Do you know the differences between utility tokens, coin tokens and security tokens? Recently, the Chiliz token has caught the market’s attention by a significant valuation and this is a very current example of a utility token.
Chiliz, for example, is a type of utility token called a fan token. Associated with soccer teams, its holders can vote on the team’s uniform, choose the stadium’s music, challenge the players and even have access to who will be sitting on the bench, just like the most fanatical fan. The token is the fuel of the Socios.com platform and is an evolution of the clubs’ fan-partner program.
The app for Google Play and iOS of the Socios.com platform works like a wallet. In fact, it is through this app that fans can vote on the options given by the clubs. These, in turn, offer products and services to the token holders.
Chiliz is for sale on the Binance, Huobi Global, OKEx, Upbit, and HBTC exchanges.
Utility tokens have… a utility
Therefore, utility tokens are simply coins with specific applications. They give future access to the products or services offered by a particular company. Therefore, utility tokens are not speculative assets.
Another example of a utility token is BRZ, the first stablecoin pegged to the Brazilian real, which will allow Brazilians to access international exchanges without being exposed to the bitcoin. But there are several others, such as ether, neo, and dash.
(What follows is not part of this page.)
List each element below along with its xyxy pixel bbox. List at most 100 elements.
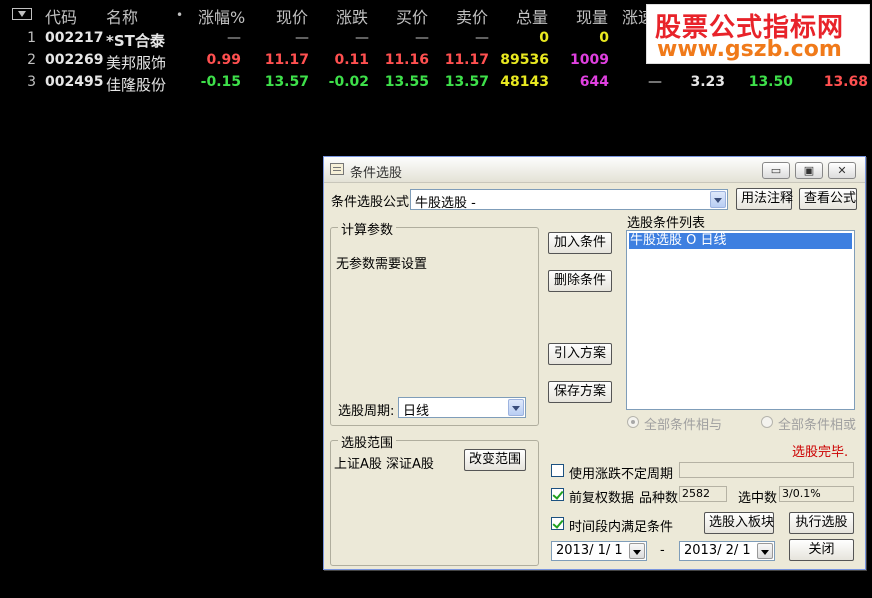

Ether allows transactions to be made with smart contracts on the Ethereum blockchain.
+Read also: 6 newly released stablecoins projects worldwide
Utility tokens are not a security or financial asset. As such, they do not suffer interference in its issuance or operation by the Securities and Exchange Commission (CVM) or any other equivalent body in the world.
This type of token can be issued, for example, by a company that is going to release an electronic game months later and accept these tokens as payment for services or products that it develops.
Coin tokens are used as if they were money
Coin tokens or digital currencies are generally used in the same way that a real-life currency is – just as money. You can think of coin tokens like bitcoin, litecoin, and monero as the coins in your wallet or piggy bank. For the most part, they serve no other purpose – unlike utility tokens – than to be used as money.
For example, coin tokens can be used to:
- – To transfer money
- – As a store of value
- – As a unit of account (for example: you can price products in bitcoins)
Security tokens are subject to federal laws
Security tokens are digital assets whose value is derived from an external asset that can be traded. Therefore, these tokens are subject to federal laws governing securities. Failure to comply with these regulations can result in serious consequences, including penalties and potentially preventing a project from continuing to be developed.
On the other hand, security tokens can offer a wide variety of applications if the issuer meets all regulatory requirements. The most promising of these features is the ability to offer tokens digitally representing a company’s shares.
In short, security tokens are investment or speculation assets. Therefore, they are intended for investors who expect an appreciation in the value of these assets. Holders can receive, for example, dividends on their investments in the form of additional tokens.
Were you able to understand the differences between coin tokens, utility tokens and security tokens?